Corte propõe a criação de uma mesa de diálogo com representantes do governo, das vítimas e do CNJ.
O Estado brasileiro reconheceu na Corte Interamericana de Direitos Humanos que viola os direitos humanos das pessoas com transtornos mentais, em audiência que ocorreu na última sexta-feira (23) sobre o cumprimento da sentença do Caso Ximenes Lopes. Na ocasião, a Justiça Global, a Associação Brasileira de Saúde Mental e o Mecanismo Nacional de Prevenção de Combate à Tortura também denunciaram o desmonte da política de saúde mental e as condições desumanas e degradantes dos hospitais psiquiátricos no Brasil. Em 2006, quando foi proferida a sentença do caso Damião Ximenes Lopes – que trata da tortura e morte numa clinica psiquiatrica conveniada ao SUS, a Corte havia determinado que o Estado implementasse um programa de formação e capacitação para trabalhadores de saúde mental seguindo os princípios da reforma psiquiátrica e da luta antimanicomial. Entretanto, passados 15 anos, nada foi feito e pior, o governo tem atuado numa contrarreforma.
“A política manicomial é inerentemente violadora de direitos, porque preconiza a segregação social com a colocação de pessoas em situação de vulnerabilidade, muitas vezes contra a sua vontade, em instituições de privação de liberdade, longe de suas famílias e comunidades, sem mecanismos de controle externo, reunindo assim condições para práticas de tortura, maus-tratos e sujeição, como ocorrido com Damião Ximenes. Nesse sentido, capacitações em direitos humanos e saúde mental poderiam contribuir na mitigação dessas violações. Isto porque, as violações constatadas em hospitais psiquiátricos têm relação com o desrespeito a direitos subjetivos de pessoas com transtornos mentais”, afirmou a advogada da Justiça Global, Raphaela Lopes, durante a audiência.
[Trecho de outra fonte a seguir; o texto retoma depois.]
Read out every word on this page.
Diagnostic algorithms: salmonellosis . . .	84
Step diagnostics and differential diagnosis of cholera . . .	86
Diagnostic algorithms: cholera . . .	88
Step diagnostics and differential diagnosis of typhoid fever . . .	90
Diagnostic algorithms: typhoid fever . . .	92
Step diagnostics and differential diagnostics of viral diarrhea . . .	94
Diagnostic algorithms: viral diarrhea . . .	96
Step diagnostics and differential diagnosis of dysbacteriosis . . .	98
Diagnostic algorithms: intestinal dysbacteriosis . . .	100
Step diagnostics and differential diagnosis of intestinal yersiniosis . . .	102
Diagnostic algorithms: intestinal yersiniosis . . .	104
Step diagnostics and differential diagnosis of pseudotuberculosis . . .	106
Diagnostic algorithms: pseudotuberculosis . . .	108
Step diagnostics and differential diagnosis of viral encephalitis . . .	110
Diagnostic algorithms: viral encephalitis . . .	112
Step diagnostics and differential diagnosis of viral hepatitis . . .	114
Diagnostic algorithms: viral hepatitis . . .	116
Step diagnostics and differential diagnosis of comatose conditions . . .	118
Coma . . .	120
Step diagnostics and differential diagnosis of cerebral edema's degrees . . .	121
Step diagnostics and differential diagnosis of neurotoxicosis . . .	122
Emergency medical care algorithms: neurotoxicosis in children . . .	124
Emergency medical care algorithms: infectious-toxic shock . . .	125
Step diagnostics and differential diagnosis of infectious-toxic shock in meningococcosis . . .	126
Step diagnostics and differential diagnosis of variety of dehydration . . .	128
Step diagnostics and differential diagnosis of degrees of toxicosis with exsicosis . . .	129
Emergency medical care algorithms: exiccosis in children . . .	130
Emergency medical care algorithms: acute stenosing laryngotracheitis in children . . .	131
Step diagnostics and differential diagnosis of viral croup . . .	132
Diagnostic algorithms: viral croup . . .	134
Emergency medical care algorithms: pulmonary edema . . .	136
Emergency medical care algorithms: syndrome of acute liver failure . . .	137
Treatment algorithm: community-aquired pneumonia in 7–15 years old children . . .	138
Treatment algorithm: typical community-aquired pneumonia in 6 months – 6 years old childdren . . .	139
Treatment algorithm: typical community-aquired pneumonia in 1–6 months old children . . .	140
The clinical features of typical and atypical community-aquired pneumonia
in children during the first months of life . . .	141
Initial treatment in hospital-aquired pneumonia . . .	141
O perito do Mecanismo Nacional de Prevenção e Combate à Tortura, Lúcio Costa, ressaltou dados da inspeção que o Mecanismo realizou em 40 hospitais em 2018, nas cinco regiões do país: “459 pessoas morreram no maior pólo manicomial do Brasil em Sorocaba. Pessoas morreram de fome, de frio, vítimas de barra de ferro, tudo isso dentro da unidade. Dos 40 hospitais psiquiátricos, 33 não contavam com nenhuma atividade terapêutica; 37 não tinham equipe mínima para o cuidado dessas pessoas. Em 60% dos hospitais foi identificado o uso de força do trabalho dessas pessoas, ou seja, forçavam as pessoas a trabalharem em situações análogas à escravidão. Encontramos uma criança que foi internada aos sete anos e na época da visita ela estava com dez anos!”. Os dados estão no Relatório de Inspeção Nacional em Hospitais Psiquiátricos do Brasil, de 2019.
Leonardo Pinho, da Associação Brasileira de Saúde Mental (ABRASME), denunciou o retrocesso na política de saúde mental no atual governo. “Hoje, temos um conjunto de decretos e portarias que versam sobre processos de institucionalização, quer dizer de financiamento de leitos privados em hospitais psiquiátricos, clínicas psiquiátricas e comunidades terapêuticas. Voltamos a ter uma política pública focada no isolamento, na exclusão social.”
Por sua vez, a representante do Brasil respondeu: “O Estado brasileiro reafirma o seu compromisso com o Sistema Interamericano de Direitos Humanos com a prestação do serviço de saúde mental, fundamentada no reconhecimento de direitos humanos e na qualidade intrínseca de seus usuários. Muito obrigada.” A presidente da Corte questionou duas vezes se o Estado brasileiro só tinha isso a dizer diante das inúmeras denúncias apresentadas. Na ocasião, o Brasil foi interrompido duas vezes por não responder os questionamentos feitos pela Corte.
O secretário Geral do Conselho Nacional de Justiça (CNJ), Juiz Valter Shuenquener de Araújo, enfatizou o compromisso do CNJ com a implementação das sentenças proferidas pela Corte: “O CNJ compreende as decisões que emanam dessa corte e editou a resolução 364, ao final de 2020, cujo objetivo principal é adotar providências para monitorar e fiscalizar as medidas adotadas pelo Poder Público para o cumprimento das sentenças e das medidas provisórias proferidas pela Corte.”
A presidente da Corte Interamericana, juíza Elizabeth Odio Benedito, propôs a criação de uma mesa de diálogo entre o governo brasileiro, a sociedade civil e o CNJ para discutir os pontos pendentes da sentença.